I climbed back up the bank and walked in the grass through the park to a point where I could scramble back down a steep dirt bank. At the base of the bank the river swept around a bend and smashed against a vertical rock wall and deflected on an angle back toward the middle of the river. I ran some stack mends along the current in this area but didn’t achieve any positive results so I climbed back to the park and decided to move upstream since I couldn’t really see what the river looked like around the large bend.
When I returned to the rental car a young man and his dog were getting out of a truck and preparing to fish. He told me that four countable fish was actually good for the Clackamas at this time of year. I asked him about the water upstream and he recommended above Fish Creek and told me how to take a shortcut to get there.

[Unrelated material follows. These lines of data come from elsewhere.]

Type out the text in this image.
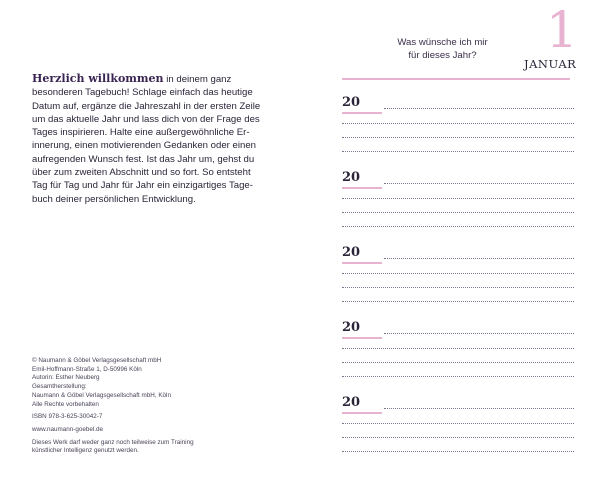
Herzlich willkommen in deinem ganz besonderen Tagebuch! Schlage einfach das heutige Datum auf, ergänze die Jahreszahl in der ersten Zeile um das aktuelle Jahr und lass dich von der Frage des Tages inspirieren. Halte eine außergewöhnliche Erinnerung, einen motivierenden Gedanken oder einen aufregenden Wunsch fest. Ist das Jahr um, gehst du über zum zweiten Abschnitt und so fort. So entsteht Tag für Tag und Jahr für Jahr ein einzigartiges Tagebuch deiner persönlichen Entwicklung.
© Naumann & Göbel Verlagsgesellschaft mbH
Emil-Hoffmann-Straße 1, D-50996 Köln
Autorin: Esther Neuberg
Gesamtherstellung:
Naumann & Göbel Verlagsgesellschaft mbH, Köln
Alle Rechte vorbehalten
ISBN 978-3-625-30042-7
www.naumann-goebel.de
Dieses Werk darf weder ganz noch teilweise zum Training
künstlicher Intelligenz genutzt werden.
Was wünsche ich mir
für dieses Jahr?	1
JANUAR
20
20
20
20
20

I exited the park and followed his directions and found signs for Fish Creek. I made a right turn and crossed the Clackamas and parked in a convenient lot above Fish Creek. I put on my backpack and frontpack, but as I began walking out of the lot I noticed a sign saying the lot was a fee area. I’d seen numerous pullouts along the highway, so decided I didn’t want to pay $5 and returned to the car and removed my packs and exited the parking lot. I returned to the highway and drove a short distance until I saw a series of nice pocket water stretches from the highway.
I pulled into a large bumpy turnout that was an informal boat launch area and prepared to fish. I walked downstream to a point where there were some nice pockets along the bank. I had a yellow Letort hopper and beadhead pheasant tail and began flicking casts in the pockets. I worked my way up along the bank doing this for the next hour or so. While fishing a group arrive and inflated a raft and launched. I caught 5-10 tiny fish using this method, but they were all five inches or less and not worth counting. My guide on the Deschutes told me these were probably steelhead and salmon smolts. My last stop was a huge clear deep pool and I rigged up with nymphs for this water. I had a couple momentary hook ups as the fly swung, but nothing landed before I called it quits and headed back to Amy’s house.